2 税理士会等との連絡協調

〜 幅広い課題について協議・意見交換等を実施 〜

 申告納税制度の適正かつ円滑な運営の実現を図る上で、公共的な使命を担う税理士等が果たすべき役割は、極めて大きなものであるため、国税庁では、税理士会及び日本税理士会連合会(以下「税理士会等」といいます。)と幅広い課題について協議・意見交換を行うなど、税理士会等との連絡協調に努めています。
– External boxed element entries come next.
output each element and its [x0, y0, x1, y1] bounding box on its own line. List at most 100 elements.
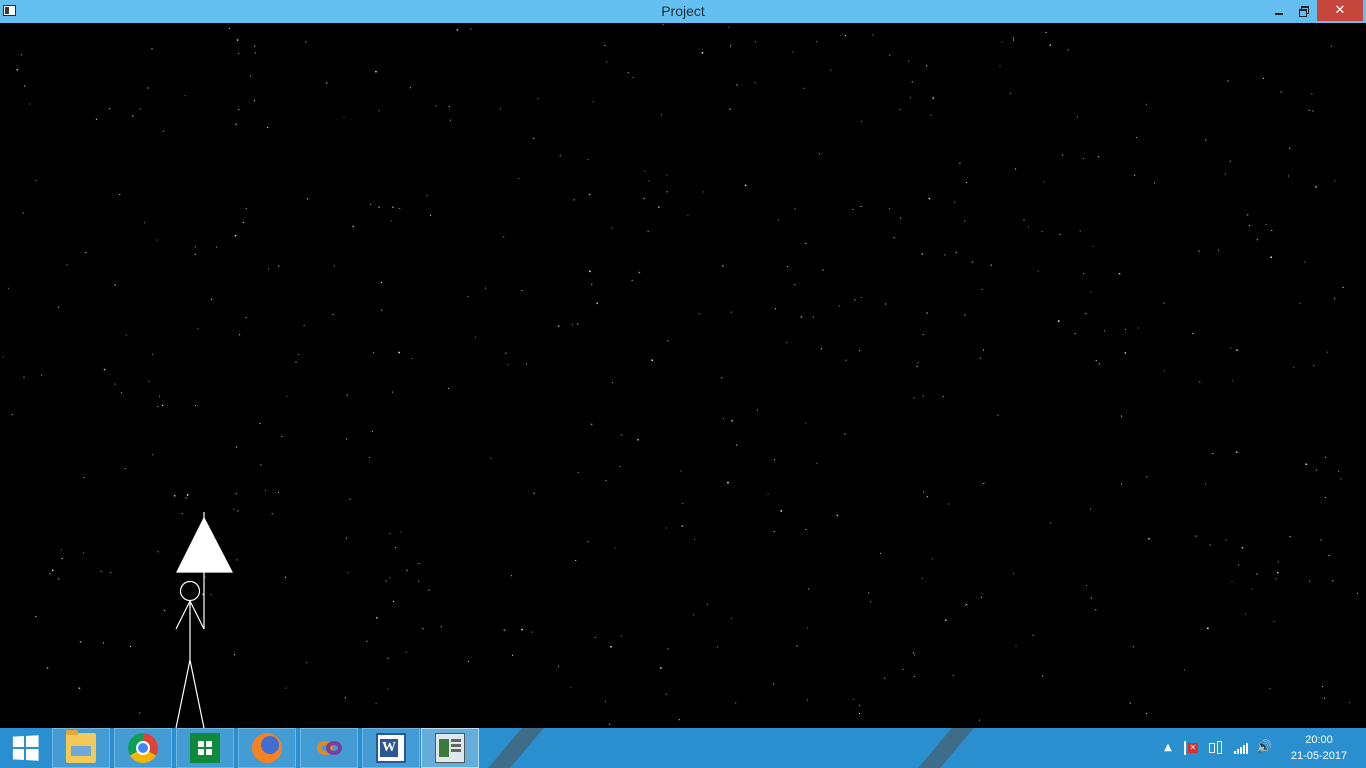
star-dot	[1241, 546, 1244, 549]
taskbar-google-chrome[interactable]	[114, 728, 172, 768]
show-hidden-icons-button[interactable]: ▲	[1160, 740, 1176, 756]
star-dot	[1043, 181, 1045, 183]
star-dot	[917, 362, 919, 364]
star-dot	[325, 82, 328, 84]
star-dot	[1236, 349, 1238, 351]
star-dot	[754, 41, 756, 43]
star-dot	[1012, 37, 1014, 39]
clock-time: 20:00	[1305, 734, 1333, 746]
minimize-icon	[1274, 12, 1283, 15]
star-dot	[1001, 41, 1003, 43]
star-dot	[868, 592, 870, 594]
star-dot	[389, 532, 391, 534]
star-dot	[611, 227, 613, 229]
star-dot	[859, 704, 861, 706]
figure-left-arm	[175, 600, 191, 630]
star-dot	[786, 341, 788, 343]
taskbar-firefox[interactable]	[238, 728, 296, 768]
star-dot	[533, 138, 535, 140]
action-center-flag-icon[interactable]	[1182, 740, 1198, 756]
star-dot	[399, 208, 401, 209]
star-dot	[259, 423, 261, 424]
star-dot	[60, 549, 62, 551]
star-dot	[900, 217, 902, 219]
star-dot	[923, 491, 925, 493]
star-dot	[1256, 573, 1258, 575]
star-dot	[1135, 137, 1137, 138]
star-dot	[980, 596, 982, 598]
star-dot	[838, 305, 840, 307]
star-dot	[1270, 256, 1272, 258]
star-dot	[250, 75, 252, 77]
star-dot	[730, 45, 732, 47]
star-dot	[913, 397, 915, 399]
star-dot	[533, 492, 535, 494]
star-dot	[845, 35, 846, 37]
close-button[interactable]: ✕	[1317, 0, 1363, 21]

具体的には、次の(1)や(2)などがあります。

(1)税理士の業務のデジタル化

〜 納税者利便の向上や税理士業務の改善進歩 〜

 経済社会のデジタル化が進展する中、税理士は、税理士の業務のデジタル化を推進し、納税者の利便性の向上やその業務の改善進歩に努めることが求められています。
 そのため、税理士会等では、e-Tax・キャッシュレス納付の利用のほか、納税者とのやり取りや記帳業務、税理士事務所内の業務管理等のデジタル化の推進に取り組んでいます。国税庁でも、e-Taxに関する税理士会等との定期的な意見交換のほか、税理士会が開催するデジタルフォーラムでの講演などを行っており、これらの取組を通じて、税理士の業務のデジタル化や事業者のデジタル化に向けた連携協調を図っています。

(2)書面添付制度の推進

〜 計算事項や相談事項を記載した添付書面の一層の普及・定着 〜

 税理士法に定められている書面添付制度は、申告書の作成に関して計算や相談した事項を記載した書面(以下「添付書面」といいます。)を税理士等が申告書に添付することができるというものです。
 添付書面が添付されている申告書を提出した納税者に対してあらかじめ日時、場所を通知して税務調査を実施しようとする場合には、その通知前に、税務代理をする税理士等に対して、添付書面の記載事項に関する意見陳述の機会を与えなければならないこととされています。
 国税庁では、添付書面について、その記載内容の充実及び添付割合の向上が図られるよう、税理士会等との協議を積極的に行うとともに、本制度を尊重し、一層の普及・定着に努めています。